Kedua, Rebu Wekasan juga mencerminkan pentingnya menjaga keseimbangan antara usaha spiritual dan usaha nyata dalam kehidupan sehari-hari. Masyarakat tidak hanya berdoa, tetapi juga melakukan tindakan nyata seperti mandi di sumber air suci atau melakukan sedekah kepada sesama.

Ketiga, tradisi ini juga memperkuat rasa kebersamaan dan solidaritas antarwarga. Dengan berkumpul dan melaksanakan ritual bersama, masyarakat memperkuat ikatan sosial mereka. Mereka saling membantu, berbagi, dan mengingatkan satu sama lain untuk selalu berbuat kebaikan.

4. Tantangan dan Pelestarian

Di tengah arus modernisasi dan perubahan zaman, tradisi Rebu Wekasan menghadapi tantangan yang cukup besar. Generasi muda cenderung kurang tertarik untuk melestarikan tradisi ini, dan banyak yang menganggapnya sebagai hal yang tidak relevan dengan kehidupan modern. Namun, di beberapa daerah, tradisi ini masih dipertahankan dan dilestarikan dengan berbagai cara, termasuk melalui kegiatan-kegiatan keagamaan dan budaya yang melibatkan seluruh elemen masyarakat.

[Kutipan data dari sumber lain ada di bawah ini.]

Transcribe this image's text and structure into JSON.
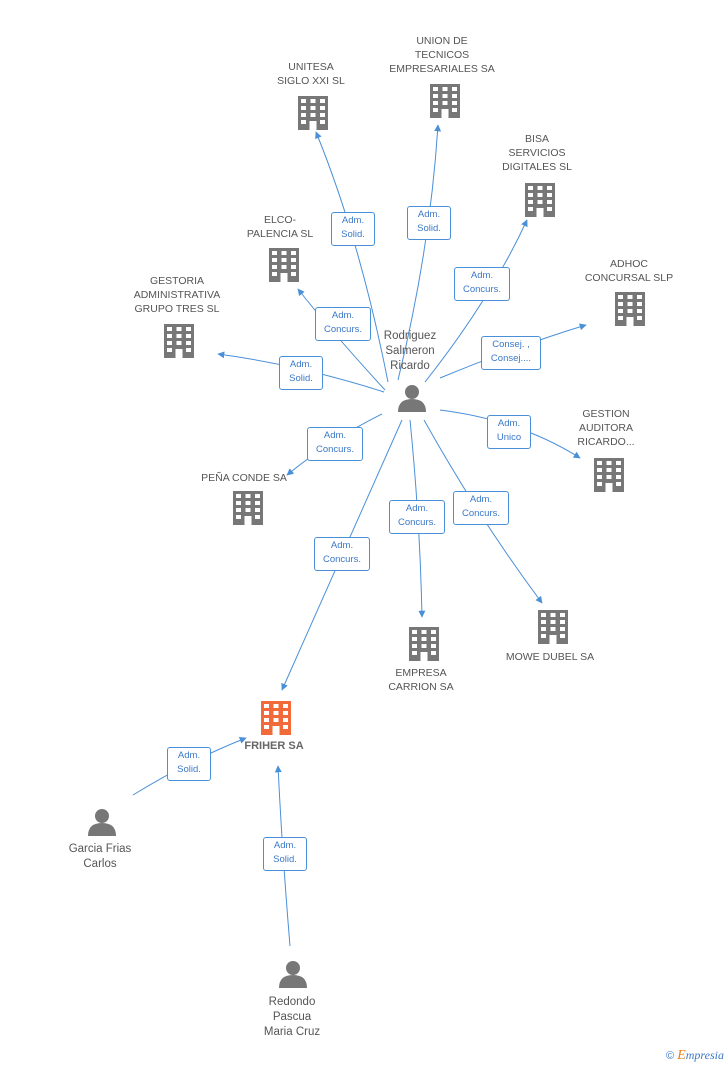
{
  "colors": {
    "edge": "#4a90d9",
    "building": "#777777",
    "building_main": "#f26a3a",
    "person": "#777777"
  },
  "center_person": {
    "name": "Rodriguez\nSalmeron\nRicardo"
  },
  "companies": [
    {
      "name": "UNITESA\nSIGLO XXI  SL"
    },
    {
      "name": "UNION DE\nTECNICOS\nEMPRESARIALES SA"
    },
    {
      "name": "BISA\nSERVICIOS\nDIGITALES SL"
    },
    {
      "name": "ELCO-\nPALENCIA SL"
    },
    {
      "name": "ADHOC\nCONCURSAL SLP"
    },
    {
      "name": "GESTORIA\nADMINISTRATIVA\nGRUPO TRES  SL"
    },
    {
      "name": "GESTION\nAUDITORA\nRICARDO..."
    },
    {
      "name": "PEÑA CONDE SA"
    },
    {
      "name": "EMPRESA\nCARRION SA"
    },
    {
      "name": "MOWE DUBEL SA"
    }
  ],
  "main_company": {
    "name": "FRIHER SA"
  },
  "other_persons": [
    {
      "name": "Garcia Frias\nCarlos"
    },
    {
      "name": "Redondo\nPascua\nMaria Cruz"
    }
  ],
  "roles": [
    "Adm.\nSolid.",
    "Adm.\nSolid.",
    "Adm.\nConcurs.",
    "Adm.\nConcurs.",
    "Consej. ,\nConsej....",
    "Adm.\nSolid.",
    "Adm.\nUnico",
    "Adm.\nConcurs.",
    "Adm.\nConcurs.",
    "Adm.\nConcurs.",
    "Adm.\nConcurs.",
    "Adm.\nSolid.",
    "Adm.\nSolid."
  ],
  "footer": {
    "copyright": "©",
    "brand_initial": "E",
    "brand_rest": "mpresia"
  }
}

Pelestarian tradisi ini membutuhkan peran aktif dari berbagai pihak, mulai dari tokoh agama, pemerintah, hingga komunitas budaya. Selain itu, penting pula untuk memberikan edukasi kepada generasi muda mengenai nilai-nilai luhur yang terkandung dalam tradisi ini sehingga mereka dapat memahami dan menghargai warisan budaya nenek moyang.

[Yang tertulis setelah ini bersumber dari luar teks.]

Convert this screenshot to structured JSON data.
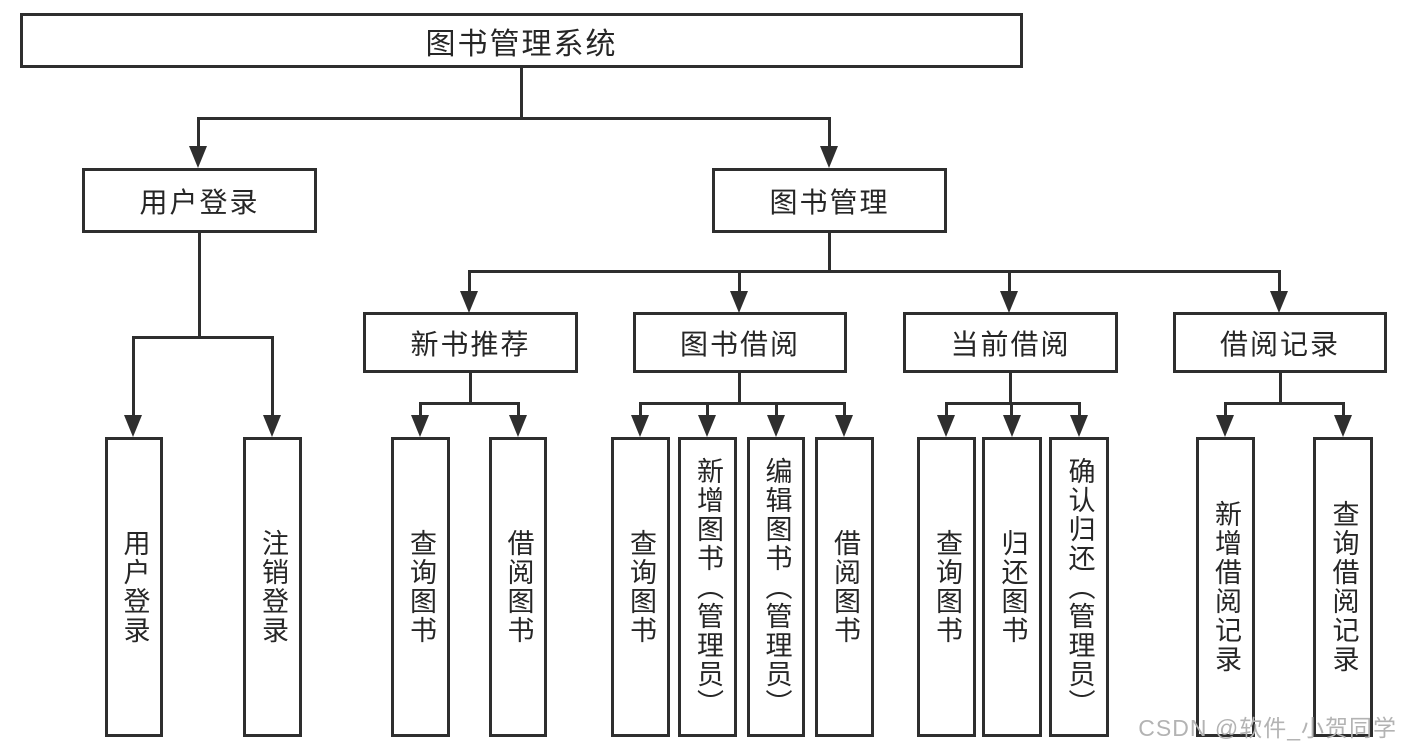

Tradisi Rebu Wekasan adalah salah satu warisan budaya yang masih bertahan di beberapa daerah di Jawa Timur. Tradisi ini merupakan bentuk manifestasi dari keyakinan masyarakat terhadap hari naas di bulan Safar serta upaya untuk menolak bala dan memohon keselamatan. Meskipun dihadapkan dengan berbagai tantangan, tradisi ini tetap memiliki makna penting bagi masyarakat yang melaksanakannya. Pelestarian dan pengenalan kembali tradisi ini kepada generasi muda menjadi salah satu langkah penting untuk menjaga kekayaan budaya lokal di Jawa Timur.